July 10, 2010
Poipu housing market Kauai real estate
The Poipu housing market, a portion of the larger Kauai real estate market, showed some signs of possible improvement despite declining median prices. According to a report from a local business journal, both single family home sales and condominium sales were up drastically from year ago levels. The number of home sales rallied by a fully eighty percent, while condominium sales increased by almost forty percent. According to the Hawaii Information Service, 27 single family homes were sold on Kauai in the month of May, up from 15 sold in May 2009. The news was mixed, however, as the median price of these homes declined from $600,000 in May 2009 to $420,000 in May 2010. Five more condominiums were sold in May 2010, up from 13 in May 2009, while the average price fell a drastic 50% from year-ago levels. For the year so far, both homes for sale and condominiums for sale have seen median price losses of about 11%.
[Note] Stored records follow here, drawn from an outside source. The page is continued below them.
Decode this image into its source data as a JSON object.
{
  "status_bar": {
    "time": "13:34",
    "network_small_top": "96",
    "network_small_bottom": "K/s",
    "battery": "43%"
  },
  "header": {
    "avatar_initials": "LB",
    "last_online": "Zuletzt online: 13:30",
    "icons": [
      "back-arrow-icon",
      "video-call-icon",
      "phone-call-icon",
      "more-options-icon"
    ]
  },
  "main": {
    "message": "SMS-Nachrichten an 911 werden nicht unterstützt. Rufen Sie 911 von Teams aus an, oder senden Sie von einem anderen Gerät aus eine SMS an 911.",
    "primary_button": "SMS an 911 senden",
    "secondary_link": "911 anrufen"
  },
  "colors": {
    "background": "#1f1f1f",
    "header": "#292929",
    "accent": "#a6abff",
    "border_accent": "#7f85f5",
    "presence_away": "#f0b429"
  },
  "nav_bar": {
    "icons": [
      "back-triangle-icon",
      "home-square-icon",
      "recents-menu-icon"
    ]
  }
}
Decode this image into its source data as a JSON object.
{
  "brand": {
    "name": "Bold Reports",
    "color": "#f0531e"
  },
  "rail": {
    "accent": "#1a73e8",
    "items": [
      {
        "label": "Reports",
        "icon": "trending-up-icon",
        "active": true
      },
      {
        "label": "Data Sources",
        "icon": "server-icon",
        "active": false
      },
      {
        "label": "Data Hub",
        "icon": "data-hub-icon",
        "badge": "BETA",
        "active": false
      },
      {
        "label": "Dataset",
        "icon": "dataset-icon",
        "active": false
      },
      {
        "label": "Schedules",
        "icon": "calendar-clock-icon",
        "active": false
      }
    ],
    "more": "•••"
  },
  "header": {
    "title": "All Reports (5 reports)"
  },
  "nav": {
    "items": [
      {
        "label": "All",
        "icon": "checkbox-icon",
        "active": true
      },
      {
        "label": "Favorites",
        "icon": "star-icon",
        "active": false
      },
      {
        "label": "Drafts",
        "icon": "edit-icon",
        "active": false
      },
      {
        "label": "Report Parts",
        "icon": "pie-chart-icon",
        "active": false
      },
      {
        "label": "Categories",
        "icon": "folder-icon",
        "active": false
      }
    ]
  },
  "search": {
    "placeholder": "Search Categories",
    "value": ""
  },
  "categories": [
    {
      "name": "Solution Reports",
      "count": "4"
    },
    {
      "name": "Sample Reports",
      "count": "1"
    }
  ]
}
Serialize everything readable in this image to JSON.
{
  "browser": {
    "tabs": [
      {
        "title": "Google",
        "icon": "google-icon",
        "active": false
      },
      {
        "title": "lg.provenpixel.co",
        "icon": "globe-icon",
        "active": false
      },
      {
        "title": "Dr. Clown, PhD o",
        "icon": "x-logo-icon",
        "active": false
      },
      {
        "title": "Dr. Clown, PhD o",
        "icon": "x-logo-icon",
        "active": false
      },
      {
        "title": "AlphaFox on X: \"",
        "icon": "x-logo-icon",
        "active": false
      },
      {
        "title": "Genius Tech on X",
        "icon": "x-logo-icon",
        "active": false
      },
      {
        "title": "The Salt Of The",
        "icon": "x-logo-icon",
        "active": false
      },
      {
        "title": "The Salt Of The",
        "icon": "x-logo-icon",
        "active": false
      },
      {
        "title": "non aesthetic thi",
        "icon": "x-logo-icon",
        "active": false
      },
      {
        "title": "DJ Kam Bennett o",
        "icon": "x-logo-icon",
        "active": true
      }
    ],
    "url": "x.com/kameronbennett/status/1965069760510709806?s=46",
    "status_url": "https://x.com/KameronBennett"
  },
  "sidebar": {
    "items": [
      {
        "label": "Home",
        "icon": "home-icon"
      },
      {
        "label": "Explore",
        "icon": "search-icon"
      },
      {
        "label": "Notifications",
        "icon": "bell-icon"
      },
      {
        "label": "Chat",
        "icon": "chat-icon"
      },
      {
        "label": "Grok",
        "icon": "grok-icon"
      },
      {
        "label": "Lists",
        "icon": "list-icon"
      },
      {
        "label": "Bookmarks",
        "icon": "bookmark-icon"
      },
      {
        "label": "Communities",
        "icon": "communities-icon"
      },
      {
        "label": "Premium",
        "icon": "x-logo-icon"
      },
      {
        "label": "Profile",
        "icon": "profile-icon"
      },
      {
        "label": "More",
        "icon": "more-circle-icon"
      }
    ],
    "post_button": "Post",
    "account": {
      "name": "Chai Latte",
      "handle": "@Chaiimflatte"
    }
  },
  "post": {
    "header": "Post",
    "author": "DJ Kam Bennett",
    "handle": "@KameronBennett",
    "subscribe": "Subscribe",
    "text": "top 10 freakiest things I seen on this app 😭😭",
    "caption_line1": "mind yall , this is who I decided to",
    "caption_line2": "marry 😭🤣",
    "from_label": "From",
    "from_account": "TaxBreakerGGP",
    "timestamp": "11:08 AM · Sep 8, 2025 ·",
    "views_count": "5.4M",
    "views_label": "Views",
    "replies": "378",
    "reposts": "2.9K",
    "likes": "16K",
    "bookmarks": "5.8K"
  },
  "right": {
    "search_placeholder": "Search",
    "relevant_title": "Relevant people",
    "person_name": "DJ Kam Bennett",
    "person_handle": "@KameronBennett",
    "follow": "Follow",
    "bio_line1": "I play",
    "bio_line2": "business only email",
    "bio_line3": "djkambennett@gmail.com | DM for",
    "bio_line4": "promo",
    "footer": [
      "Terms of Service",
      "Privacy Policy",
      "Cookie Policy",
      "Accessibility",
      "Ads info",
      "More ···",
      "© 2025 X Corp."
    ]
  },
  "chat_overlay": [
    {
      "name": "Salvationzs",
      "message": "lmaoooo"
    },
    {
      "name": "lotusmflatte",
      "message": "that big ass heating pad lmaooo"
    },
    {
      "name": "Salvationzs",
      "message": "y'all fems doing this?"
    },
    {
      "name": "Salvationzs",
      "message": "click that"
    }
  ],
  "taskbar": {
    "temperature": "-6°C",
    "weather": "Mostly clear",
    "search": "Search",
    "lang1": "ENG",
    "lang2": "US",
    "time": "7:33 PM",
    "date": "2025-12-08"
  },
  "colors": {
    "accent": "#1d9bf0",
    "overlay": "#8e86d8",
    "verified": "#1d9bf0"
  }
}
Poipu real estate condos for sale should also begin to benefit from a gradually recovering job market, which should in turn boost the overall economy of Hawaii. According to a June 11, 2010 report from Pacific Business News, “While Hawaii’s four counties will begin to see an economic recovery this year, real job growth won’t return until 2011, according to a new report. After suffering cumulative job losses of as much as 11 percent since 2007, Maui, Hawaii and Kauai counties will see smaller losses this year before registering gains of more than 1 percent in payroll jobs in 2011, according to the report by the University of Hawaii Economic Research Organization. Oahu, which saw smaller losses, will follow the same trend, with relatively flat growth this year followed by a gain of less than 1 percent in 2011. The Neighbor Islands suffered the largest losses in the visitor industry over the past two years, accounting for many of the jobs lost. However, all three counties should see growth in visitor arrivals ranging from 4.7 percent on the Big Island to 6.4 percent on Kauai to 7.4 percent on Maui, the report said. Despite that, visitor days for the Neighbor Islands will lag some 7 percent to 8 percent behind their peak values by 2012, while Oahu will rise to within a few percentage points of its 2007 peak values.”